O primeiro pinçou na Secretaria de Finanças do município um
negro economista. O segundo pinçou na Casa Civil uma mulher economista. Ao
apresentar o sucessor, o prefeito repetiu que foi Maluf quem fez São Paulo.Mas
quem arranjou o dinheiro, revelou, foi aquele gênio da raça chamado Celso
Pitta. Ao apresentar a sucessora, o presidente reterou que foi Lula o parteiro
do Brasil Maravilha. Mas quem amamentou o colosso, ressalvou, foi aquela
sumidade político-administrativa por ele promovida a Mãe do PAC.
Obediente a Maluf e monitorado pelo marqueteiro Duda
Mendonça, Pitta atravessou a campanha driblando debates e entrevistas,
declamando obviedades e louvando o criador de meia em meia hora.
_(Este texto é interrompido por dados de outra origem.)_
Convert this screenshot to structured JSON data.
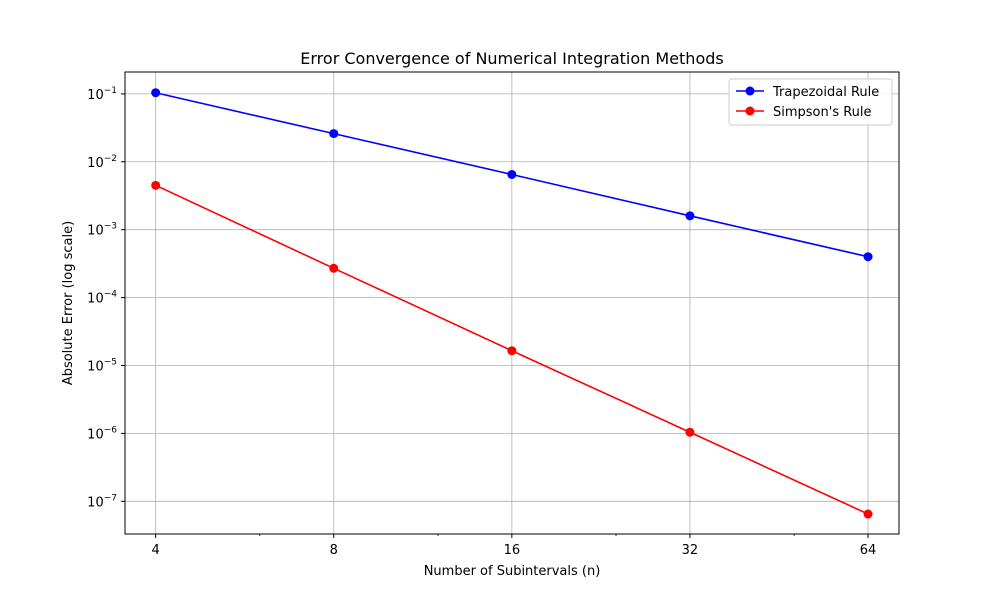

Como herdaria
uma cidade sem problemas, sua missão seria torná-la mais que perfeita com
espantos de matar de inveja a rainha da Inglaterra. Grávido de orgulho, o
padrinho ordenou aos eleitores que nunca mais votassem em Paulo Maluf se o
afilhado fracassasse.
Obediente a Lula e tutelada pelo marqueteiro João
Santana, Dilma percorreu o atallho para
o Planalto desconversando em debates e entrevistas, gaguejando platitudes e
bajulando o criador a cada 15 minutos. Como lhe cairia no colo um país pronto,
caberia à herdeira tocar em frente o pouco que faltava para torná-lo uma
espécie de Noruega com praia, mulher bonita e carnaval. Grávido de confiança, o
padrinho comunicou ao eleitorado que ele e ela eram a mesma coisa. Votar em
Dilma seria a mesma coisa que votar no maior dos governantes desde o Descobrimento.
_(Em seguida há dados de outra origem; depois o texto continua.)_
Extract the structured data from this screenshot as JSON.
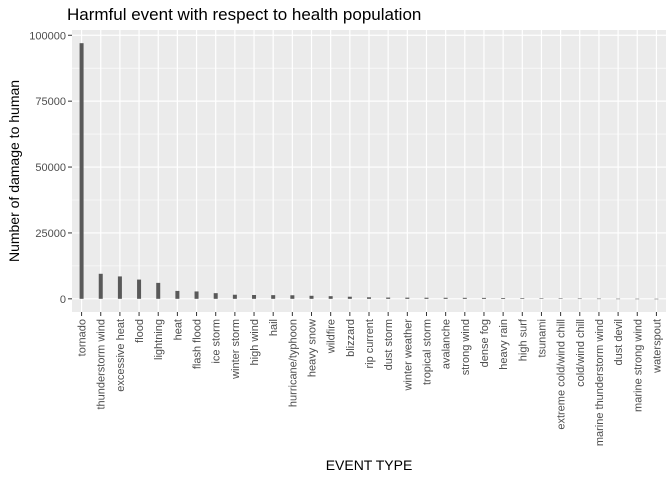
{
  "chart_data": {
    "type": "bar",
    "title": "Harmful event with respect to health population",
    "xlabel": "EVENT TYPE",
    "ylabel": "Number of damage to human",
    "ylim": [
      -5000,
      102000
    ],
    "yticks": [
      0,
      25000,
      50000,
      75000,
      100000
    ],
    "ytick_labels": [
      "0",
      "25000",
      "50000",
      "75000",
      "100000"
    ],
    "grid": true,
    "bar_color": "#595959",
    "panel_color": "#ebebeb",
    "grid_color": "#ffffff",
    "categories": [
      "tornado",
      "thunderstorm wind",
      "excessive heat",
      "flood",
      "lightning",
      "heat",
      "flash flood",
      "ice storm",
      "winter storm",
      "high wind",
      "hail",
      "hurricane/typhoon",
      "heavy snow",
      "wildfire",
      "blizzard",
      "rip current",
      "dust storm",
      "winter weather",
      "tropical storm",
      "avalanche",
      "strong wind",
      "dense fog",
      "heavy rain",
      "high surf",
      "tsunami",
      "extreme cold/wind chill",
      "cold/wind chill",
      "marine thunderstorm wind",
      "dust devil",
      "marine strong wind",
      "waterspout"
    ],
    "values": [
      97000,
      9500,
      8500,
      7300,
      6050,
      3000,
      2800,
      2150,
      1550,
      1450,
      1400,
      1350,
      1150,
      1000,
      800,
      580,
      480,
      450,
      420,
      400,
      380,
      350,
      300,
      250,
      200,
      130,
      110,
      80,
      50,
      40,
      30
    ]
  }
}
São Paulo demorou três anos para entender que estava nas
mãos do pior prefeito de todos os tempos. Descoberta a tapeação, milhões de
iludidos escorraçaram Pitta do emprego e atenderam à vontade do seu inventor:
nunca mais Paulo Maluf foi eleito para qualquer cargo executivo. O Brasil
demorou quatro anos para compreender que, ao conferir um segundo mandato a
Dilma Rousseff, ratificara a mais desastrosa opção presidencial de todos os
tempos.
Pena que as multidões não tenham acordado algumas semanas
mais cedo. Mas enfim despertaram — e despertaram de vez, berram as
manifestações de rua e o sumiço do único “líder de massas” do mundo que só
discursa para plateias amestradas. Antes do fiasco de Alexandre Padilha nas
urnas de outubro, Lula caprichou na ironia presunçosa: “De poste em poste estou
iluminando o Brasil”, repetia.
O terceiro poste afundou a muitas léguas do Palácio dos
Bandeirantes. O segundo, Fernando Haddad, pedala no mundaréu de ciclovias para
fugir do naufrágio inevitável. O poste inaugural vai sendo tragada pelo mar de
corrupção e incompetência. Dilma Rousseff debate-se furiosamente milímetros
acima da superfície. Lula quer que afunde sozinha. Mas não escapará do abraço
de afogado.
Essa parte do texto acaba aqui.